Acta Pharm Hung. 2002;72(2):84-91.
Neuroprotective effects of vinpocetine in vivo and in vitro. Apovincaminic acid derivatives as potential therapeutic tools in ischemic stroke
Dezsi L, Kis-Varga I, Nagy J, Komlodi Z, Karpati E.
Richter Gedeon Vegyeszeti Gyar Rt., Budapest, Gyomroi ut 19-21.-1103.

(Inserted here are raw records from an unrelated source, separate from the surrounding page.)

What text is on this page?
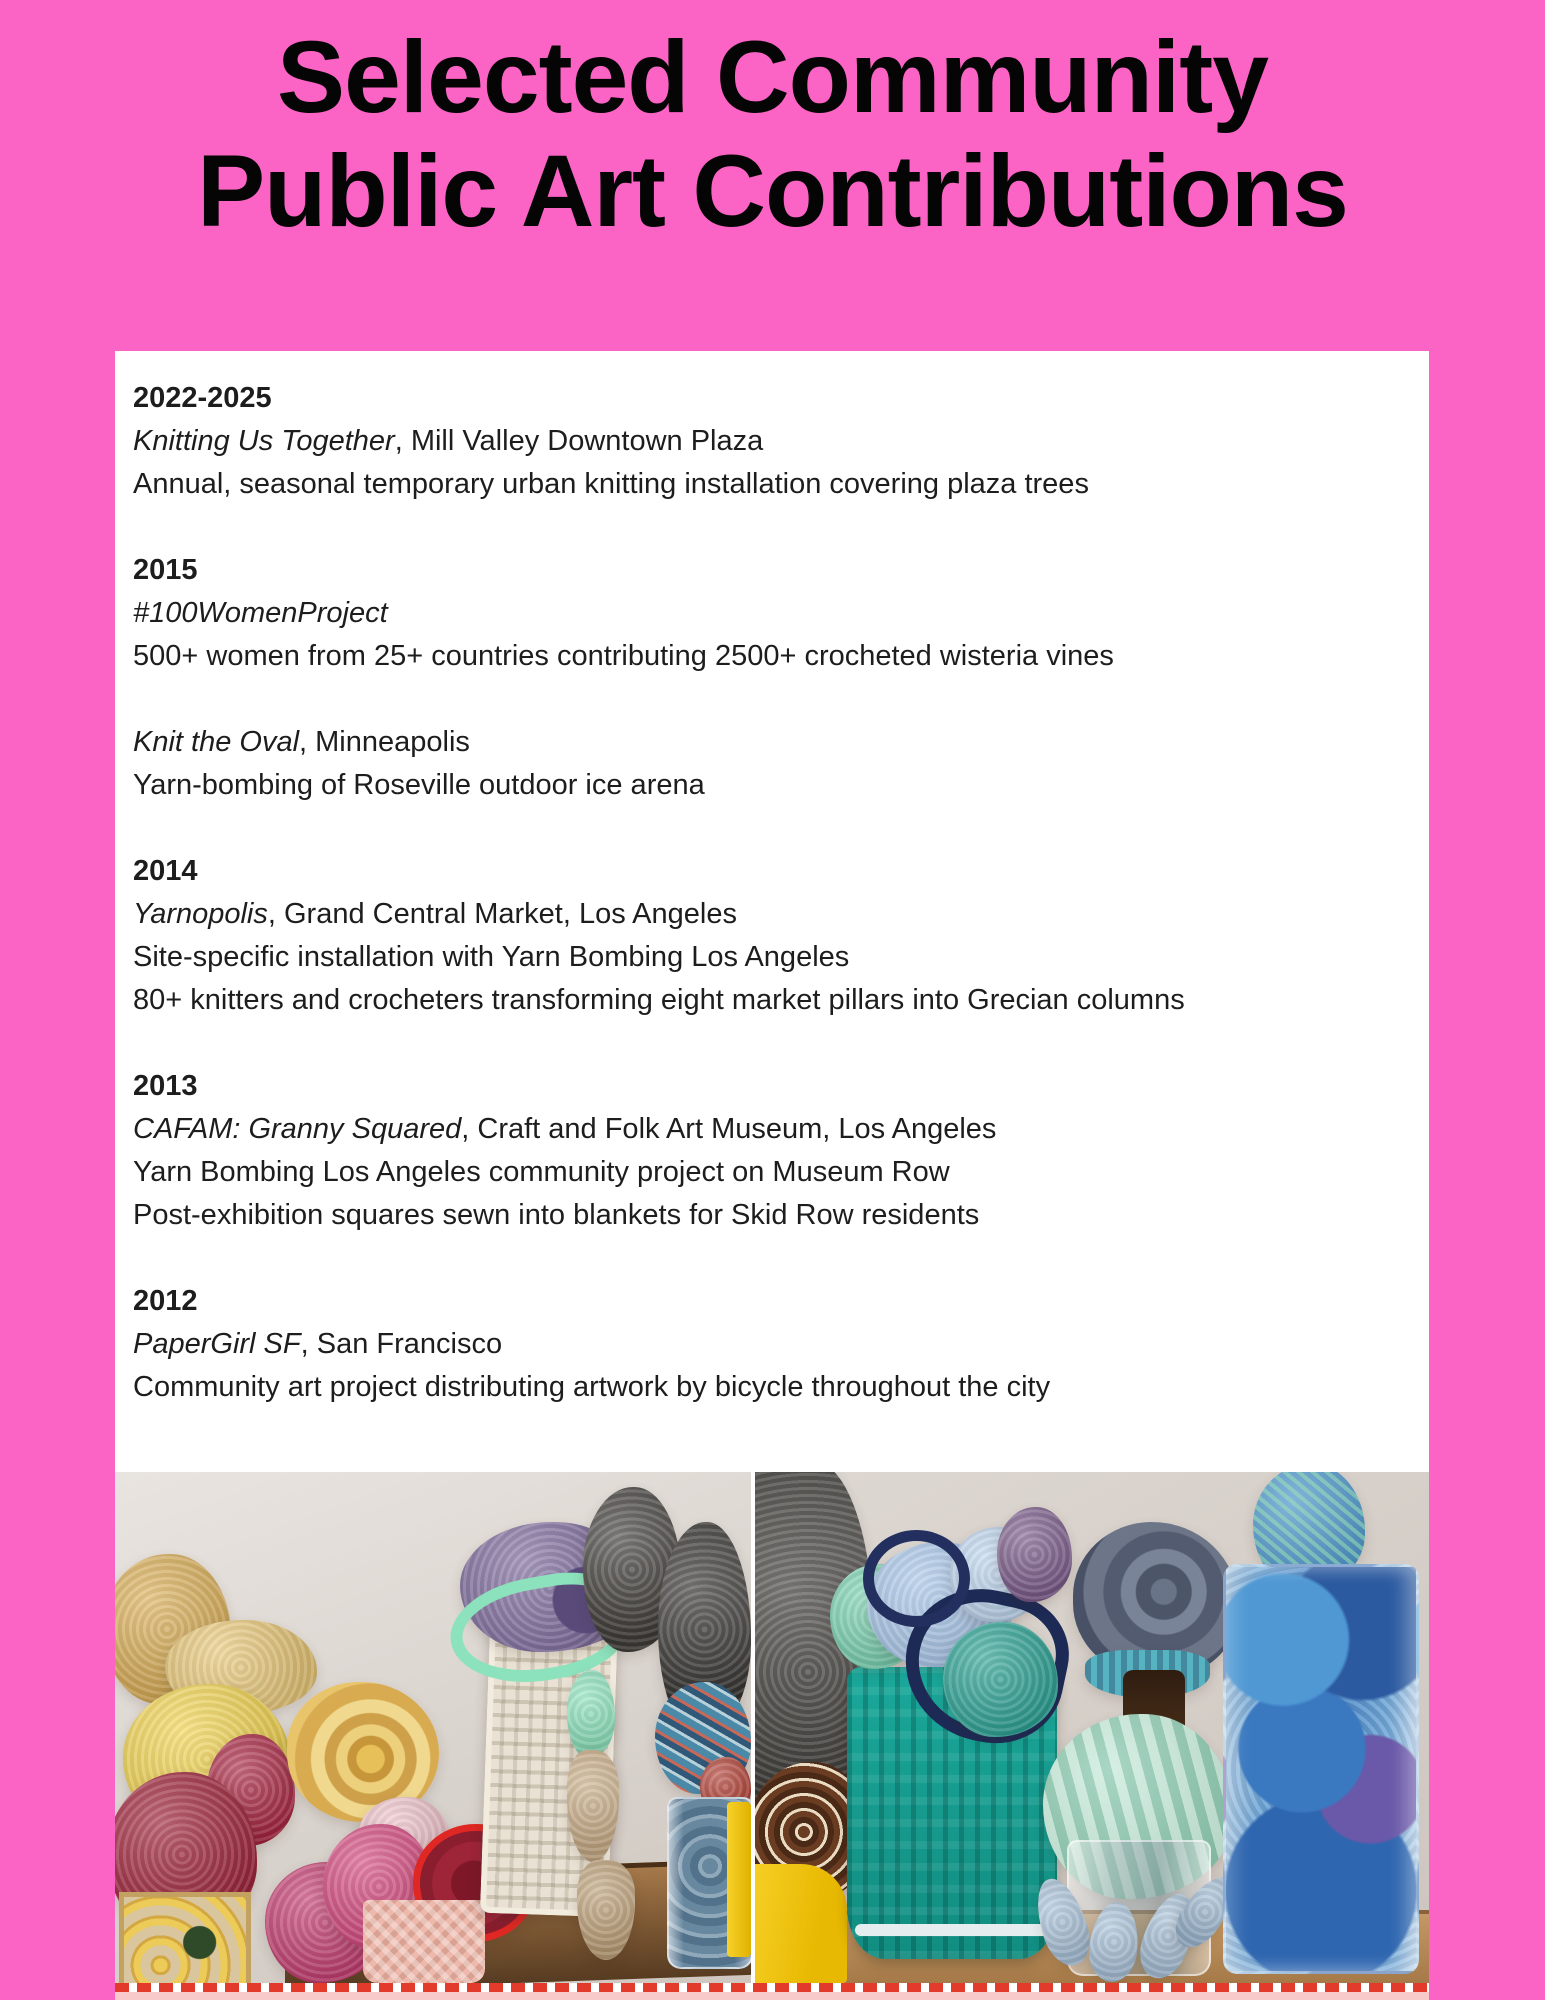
Selected Community
Public Art Contributions
2022-2025
Knitting Us Together, Mill Valley Downtown Plaza
Annual, seasonal temporary urban knitting installation covering plaza trees
2015
#100WomenProject
500+ women from 25+ countries contributing 2500+ crocheted wisteria vines
Knit the Oval, Minneapolis
Yarn-bombing of Roseville outdoor ice arena
2014
Yarnopolis, Grand Central Market, Los Angeles
Site-specific installation with Yarn Bombing Los Angeles
80+ knitters and crocheters transforming eight market pillars into Grecian columns
2013
CAFAM: Granny Squared, Craft and Folk Art Museum, Los Angeles
Yarn Bombing Los Angeles community project on Museum Row
Post-exhibition squares sewn into blankets for Skid Row residents
2012
PaperGirl SF, San Francisco
Community art project distributing artwork by bicycle throughout the city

The aim of the present study was to review neuroprotective therapy from the preclinical point of view as a potential tool for the treatment of stroke, as well as to discuss neuroprotective effects of the apovincaminic acid derivative vinpocetine (Cavinton). Our own in vivo and in vitro experiments were aimed at further characterizing pharmacological effects involved in the vinpocetine-induced neuroprotection. The effect of vinpocetine on infarct volume (obtained by 2,3,5-triphenyltetrazolium-chloride staining) was studied in permanent middle cerebral artery occlusion (MCAO) in rats (3 mg/kg i.p., 30 min postischemia). Vinpocetine treatment significantly decreased infarct volume (by 42%, p < 0.05) compared to control, which was better than the effect of nimodipine (17%) or MK-801 (18%). Neurotoxicity measurements were made in primary cortical cell culture using LDH release as an indicator. Vinpocetine dose-dependently inhibited prolonged (24 h) or transient (15 min) glutamate, and transient N-metil-D-aspartate (NMDA) or veratridine (0.1-1 mM) induced excitotoxicity (IC50 = 2-7 x 10(-6) M). In these tests the neuroprotective potency of vinpocetine was lower than that of MK-801, but it was similar to those of flunarizine or nimodipine. These results together with former literature data indicate that apovincaminic acid derivatives possessing strong neuroprotective potential may play an important role in the therapy of ischemic stroke.